Ce sont des axes de développement auxquels nous réfléchissons depuis quelques temps. Mais pendant le confinement, nous avons fait le choix de ne pas proposer ce type de service. Un ou deux restaurants ont décidé d’ouvrir en vente à emporter, mais c’est tout. Pour nous, il n’y avait pas de modèle économique à proposer pour que cela soit intéressant, cela ne représentait pas assez de chiffre d’affaires pour que l’unité puisse en vivre. En revanche, nous étions prêts à proposer la vente à emporter à la réouverture. Aujourd’hui, une trentaine de restaurants le font et on espère déployer ce service à l’ensemble du réseau rapidement pour atteindre 5 à 10 % du chiffre d’affaires effectué par la vente à emporter et la livraison à terme. Mais il faut garder en tête que notre métier reste la restauration assise.

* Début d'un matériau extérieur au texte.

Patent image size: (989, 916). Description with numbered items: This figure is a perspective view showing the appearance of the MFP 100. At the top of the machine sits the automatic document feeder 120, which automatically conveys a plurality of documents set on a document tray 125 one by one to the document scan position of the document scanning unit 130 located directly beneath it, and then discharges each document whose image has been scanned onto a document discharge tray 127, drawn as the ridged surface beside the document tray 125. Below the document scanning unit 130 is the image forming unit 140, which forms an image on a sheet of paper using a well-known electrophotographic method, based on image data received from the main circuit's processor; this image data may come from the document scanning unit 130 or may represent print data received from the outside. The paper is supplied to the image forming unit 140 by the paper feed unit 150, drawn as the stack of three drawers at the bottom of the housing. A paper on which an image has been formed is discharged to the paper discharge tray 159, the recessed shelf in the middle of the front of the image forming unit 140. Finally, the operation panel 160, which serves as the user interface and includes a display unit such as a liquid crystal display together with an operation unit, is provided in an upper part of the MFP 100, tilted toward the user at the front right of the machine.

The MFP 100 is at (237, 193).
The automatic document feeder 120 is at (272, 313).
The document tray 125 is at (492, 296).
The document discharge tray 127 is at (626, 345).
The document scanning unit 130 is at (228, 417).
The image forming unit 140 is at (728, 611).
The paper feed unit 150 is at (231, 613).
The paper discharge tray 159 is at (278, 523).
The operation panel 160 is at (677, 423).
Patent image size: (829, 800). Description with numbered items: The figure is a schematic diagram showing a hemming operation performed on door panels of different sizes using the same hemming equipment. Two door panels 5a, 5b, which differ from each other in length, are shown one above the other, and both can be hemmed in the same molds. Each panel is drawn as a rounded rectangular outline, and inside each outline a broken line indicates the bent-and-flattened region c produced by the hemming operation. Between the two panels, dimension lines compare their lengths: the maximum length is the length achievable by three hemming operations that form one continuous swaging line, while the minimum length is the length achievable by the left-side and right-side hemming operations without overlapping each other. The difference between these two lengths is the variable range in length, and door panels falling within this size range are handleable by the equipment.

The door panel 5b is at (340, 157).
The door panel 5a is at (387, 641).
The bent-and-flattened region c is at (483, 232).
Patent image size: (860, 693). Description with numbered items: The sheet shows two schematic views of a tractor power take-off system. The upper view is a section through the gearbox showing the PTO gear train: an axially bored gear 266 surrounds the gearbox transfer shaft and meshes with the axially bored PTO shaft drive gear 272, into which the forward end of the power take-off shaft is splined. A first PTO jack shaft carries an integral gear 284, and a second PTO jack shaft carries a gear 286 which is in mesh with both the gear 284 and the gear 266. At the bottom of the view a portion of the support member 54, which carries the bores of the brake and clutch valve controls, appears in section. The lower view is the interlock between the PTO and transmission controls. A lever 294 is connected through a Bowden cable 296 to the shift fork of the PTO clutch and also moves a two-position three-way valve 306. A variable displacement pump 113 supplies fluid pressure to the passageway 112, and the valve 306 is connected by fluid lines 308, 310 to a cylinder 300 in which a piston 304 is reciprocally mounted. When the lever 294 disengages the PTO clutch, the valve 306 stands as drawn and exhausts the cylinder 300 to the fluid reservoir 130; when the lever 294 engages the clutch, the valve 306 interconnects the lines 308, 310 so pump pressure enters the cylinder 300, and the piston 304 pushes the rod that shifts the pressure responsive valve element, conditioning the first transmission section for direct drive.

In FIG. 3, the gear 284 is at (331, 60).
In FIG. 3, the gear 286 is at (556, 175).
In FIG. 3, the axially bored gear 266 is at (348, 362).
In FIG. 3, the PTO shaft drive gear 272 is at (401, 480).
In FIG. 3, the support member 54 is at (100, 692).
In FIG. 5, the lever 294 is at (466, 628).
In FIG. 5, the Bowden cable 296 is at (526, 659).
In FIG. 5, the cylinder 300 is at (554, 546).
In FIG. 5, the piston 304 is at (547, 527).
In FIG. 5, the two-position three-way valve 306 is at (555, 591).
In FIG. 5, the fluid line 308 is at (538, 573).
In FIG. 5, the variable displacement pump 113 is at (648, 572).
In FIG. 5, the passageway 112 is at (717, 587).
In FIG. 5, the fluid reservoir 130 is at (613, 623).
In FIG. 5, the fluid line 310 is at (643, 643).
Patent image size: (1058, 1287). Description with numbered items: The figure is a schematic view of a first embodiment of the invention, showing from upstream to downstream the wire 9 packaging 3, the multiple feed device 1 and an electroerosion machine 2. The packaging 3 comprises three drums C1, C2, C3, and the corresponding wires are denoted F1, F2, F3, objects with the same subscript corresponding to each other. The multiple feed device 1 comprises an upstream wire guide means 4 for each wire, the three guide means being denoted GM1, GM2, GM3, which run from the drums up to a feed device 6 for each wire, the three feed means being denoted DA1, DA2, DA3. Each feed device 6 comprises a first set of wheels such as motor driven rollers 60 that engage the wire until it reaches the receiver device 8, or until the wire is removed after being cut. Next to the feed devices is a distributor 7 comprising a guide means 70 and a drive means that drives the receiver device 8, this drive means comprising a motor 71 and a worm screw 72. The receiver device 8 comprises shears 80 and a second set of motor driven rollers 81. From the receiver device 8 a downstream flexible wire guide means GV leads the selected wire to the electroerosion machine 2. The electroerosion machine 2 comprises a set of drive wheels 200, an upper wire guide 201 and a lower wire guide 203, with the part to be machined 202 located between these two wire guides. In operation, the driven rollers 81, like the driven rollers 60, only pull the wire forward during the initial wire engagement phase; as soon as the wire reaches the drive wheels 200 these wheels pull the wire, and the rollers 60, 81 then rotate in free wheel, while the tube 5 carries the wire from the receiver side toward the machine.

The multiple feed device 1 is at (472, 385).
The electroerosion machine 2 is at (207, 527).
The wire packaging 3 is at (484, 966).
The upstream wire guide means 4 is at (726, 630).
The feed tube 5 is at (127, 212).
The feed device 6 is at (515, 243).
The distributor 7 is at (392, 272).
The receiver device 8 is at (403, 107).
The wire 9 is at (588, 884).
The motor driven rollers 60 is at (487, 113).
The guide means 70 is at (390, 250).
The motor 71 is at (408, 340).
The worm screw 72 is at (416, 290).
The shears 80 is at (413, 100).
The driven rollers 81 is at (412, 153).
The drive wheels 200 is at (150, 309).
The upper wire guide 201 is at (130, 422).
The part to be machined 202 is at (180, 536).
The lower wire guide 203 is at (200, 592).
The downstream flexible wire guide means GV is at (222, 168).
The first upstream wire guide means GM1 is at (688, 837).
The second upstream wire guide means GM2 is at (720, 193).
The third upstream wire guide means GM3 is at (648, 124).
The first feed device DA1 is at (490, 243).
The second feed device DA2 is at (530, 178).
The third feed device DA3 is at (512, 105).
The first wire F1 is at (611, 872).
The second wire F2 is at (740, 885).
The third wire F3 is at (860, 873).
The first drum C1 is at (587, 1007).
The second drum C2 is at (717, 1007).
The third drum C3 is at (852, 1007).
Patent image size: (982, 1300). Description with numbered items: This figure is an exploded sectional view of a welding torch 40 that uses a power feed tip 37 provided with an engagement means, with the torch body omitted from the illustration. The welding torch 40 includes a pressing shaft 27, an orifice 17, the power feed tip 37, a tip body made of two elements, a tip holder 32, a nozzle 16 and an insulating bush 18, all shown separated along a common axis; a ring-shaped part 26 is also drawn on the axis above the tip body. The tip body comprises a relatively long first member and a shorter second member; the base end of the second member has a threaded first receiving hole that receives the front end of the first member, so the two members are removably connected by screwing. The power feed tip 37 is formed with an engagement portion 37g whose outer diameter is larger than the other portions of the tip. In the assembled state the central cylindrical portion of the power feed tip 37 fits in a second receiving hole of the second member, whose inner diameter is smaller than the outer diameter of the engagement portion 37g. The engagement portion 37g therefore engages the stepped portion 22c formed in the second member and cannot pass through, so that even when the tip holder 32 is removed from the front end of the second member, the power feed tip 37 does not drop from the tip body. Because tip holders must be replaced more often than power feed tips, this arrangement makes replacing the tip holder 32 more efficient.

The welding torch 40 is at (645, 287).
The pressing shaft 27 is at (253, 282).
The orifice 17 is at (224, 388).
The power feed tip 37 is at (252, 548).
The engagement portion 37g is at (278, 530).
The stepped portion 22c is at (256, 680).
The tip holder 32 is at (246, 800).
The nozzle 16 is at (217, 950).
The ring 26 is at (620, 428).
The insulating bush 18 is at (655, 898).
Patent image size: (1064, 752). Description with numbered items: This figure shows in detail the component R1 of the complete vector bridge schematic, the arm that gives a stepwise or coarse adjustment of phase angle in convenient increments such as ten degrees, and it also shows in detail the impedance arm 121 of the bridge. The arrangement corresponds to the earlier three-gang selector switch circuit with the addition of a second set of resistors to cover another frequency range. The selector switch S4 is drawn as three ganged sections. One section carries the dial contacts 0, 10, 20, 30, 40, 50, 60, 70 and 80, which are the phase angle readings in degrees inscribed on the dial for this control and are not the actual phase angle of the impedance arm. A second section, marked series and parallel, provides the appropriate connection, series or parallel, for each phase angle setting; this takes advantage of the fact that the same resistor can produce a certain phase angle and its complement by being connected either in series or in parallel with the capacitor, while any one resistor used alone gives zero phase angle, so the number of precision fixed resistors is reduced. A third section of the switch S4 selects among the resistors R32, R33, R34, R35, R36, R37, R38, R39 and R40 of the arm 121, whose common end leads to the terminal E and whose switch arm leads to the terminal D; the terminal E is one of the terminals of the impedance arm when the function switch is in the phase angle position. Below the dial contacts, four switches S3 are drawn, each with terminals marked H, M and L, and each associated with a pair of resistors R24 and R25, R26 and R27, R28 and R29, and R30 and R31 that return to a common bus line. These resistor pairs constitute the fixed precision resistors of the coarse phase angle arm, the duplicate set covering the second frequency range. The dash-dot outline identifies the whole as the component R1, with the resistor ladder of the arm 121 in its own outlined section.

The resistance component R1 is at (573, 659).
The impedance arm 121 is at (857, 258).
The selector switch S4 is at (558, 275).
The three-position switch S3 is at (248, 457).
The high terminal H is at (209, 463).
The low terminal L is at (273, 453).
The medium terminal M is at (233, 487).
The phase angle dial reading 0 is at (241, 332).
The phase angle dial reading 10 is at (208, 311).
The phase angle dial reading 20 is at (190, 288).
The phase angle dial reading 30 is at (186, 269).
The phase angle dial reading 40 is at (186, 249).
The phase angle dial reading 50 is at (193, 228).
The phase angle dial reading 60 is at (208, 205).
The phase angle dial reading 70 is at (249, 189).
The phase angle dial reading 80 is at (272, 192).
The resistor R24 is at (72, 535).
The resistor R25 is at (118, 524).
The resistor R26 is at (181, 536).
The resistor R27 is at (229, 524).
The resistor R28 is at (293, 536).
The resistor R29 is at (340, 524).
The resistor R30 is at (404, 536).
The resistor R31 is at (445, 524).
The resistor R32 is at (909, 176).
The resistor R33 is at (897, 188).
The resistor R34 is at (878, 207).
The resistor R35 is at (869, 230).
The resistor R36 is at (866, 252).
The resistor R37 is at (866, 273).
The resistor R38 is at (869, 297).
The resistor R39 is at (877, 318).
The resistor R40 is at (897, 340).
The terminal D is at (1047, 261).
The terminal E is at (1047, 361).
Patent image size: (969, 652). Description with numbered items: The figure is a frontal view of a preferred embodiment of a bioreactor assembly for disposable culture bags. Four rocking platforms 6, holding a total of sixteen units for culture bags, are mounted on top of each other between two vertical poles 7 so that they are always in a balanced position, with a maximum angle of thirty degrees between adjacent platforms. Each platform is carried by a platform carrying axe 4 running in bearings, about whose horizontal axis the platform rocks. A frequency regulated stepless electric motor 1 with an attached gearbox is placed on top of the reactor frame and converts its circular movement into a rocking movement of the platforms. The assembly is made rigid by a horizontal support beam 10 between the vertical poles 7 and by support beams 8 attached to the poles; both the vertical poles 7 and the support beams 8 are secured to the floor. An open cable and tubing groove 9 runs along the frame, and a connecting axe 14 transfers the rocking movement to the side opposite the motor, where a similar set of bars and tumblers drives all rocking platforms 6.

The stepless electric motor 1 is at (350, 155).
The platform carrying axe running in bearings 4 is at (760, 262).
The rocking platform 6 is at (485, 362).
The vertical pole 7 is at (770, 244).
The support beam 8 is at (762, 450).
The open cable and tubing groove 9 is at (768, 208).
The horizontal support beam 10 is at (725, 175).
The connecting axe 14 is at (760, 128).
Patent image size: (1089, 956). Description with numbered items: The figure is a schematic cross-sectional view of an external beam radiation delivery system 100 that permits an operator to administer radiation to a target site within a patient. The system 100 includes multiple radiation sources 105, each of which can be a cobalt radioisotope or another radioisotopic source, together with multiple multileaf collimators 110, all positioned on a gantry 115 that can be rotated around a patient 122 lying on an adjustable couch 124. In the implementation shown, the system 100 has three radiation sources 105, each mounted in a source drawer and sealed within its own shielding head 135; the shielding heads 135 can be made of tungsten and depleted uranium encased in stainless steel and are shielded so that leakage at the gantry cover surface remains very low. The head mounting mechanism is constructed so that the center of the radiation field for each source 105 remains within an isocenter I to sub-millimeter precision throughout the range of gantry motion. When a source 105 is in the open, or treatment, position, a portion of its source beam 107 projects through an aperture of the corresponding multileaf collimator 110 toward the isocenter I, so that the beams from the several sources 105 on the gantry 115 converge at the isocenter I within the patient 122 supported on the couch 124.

Quels sont vos objectifs pour le déploiement du nouveau concept ?

Un second restaurant sera opérationnel dès la semaine prochaine à Vandœuvre-lès-Nancy (54). Nous espérons que d’ici la fin de l’année 2020, 4 à 5 unités arborent le nouveau modèle. Nous souhaitons être sur le même trend l’année prochaine et passer à une dizaine de rénovations dès 2022. Nous savons que cela peut aller vite et les franchisés sont séduits par ce nouveau modèle. Même si les premiers retours sont très positifs, nous ne voulons pas aller trop vite et nous assurer des bonnes performances commerciales.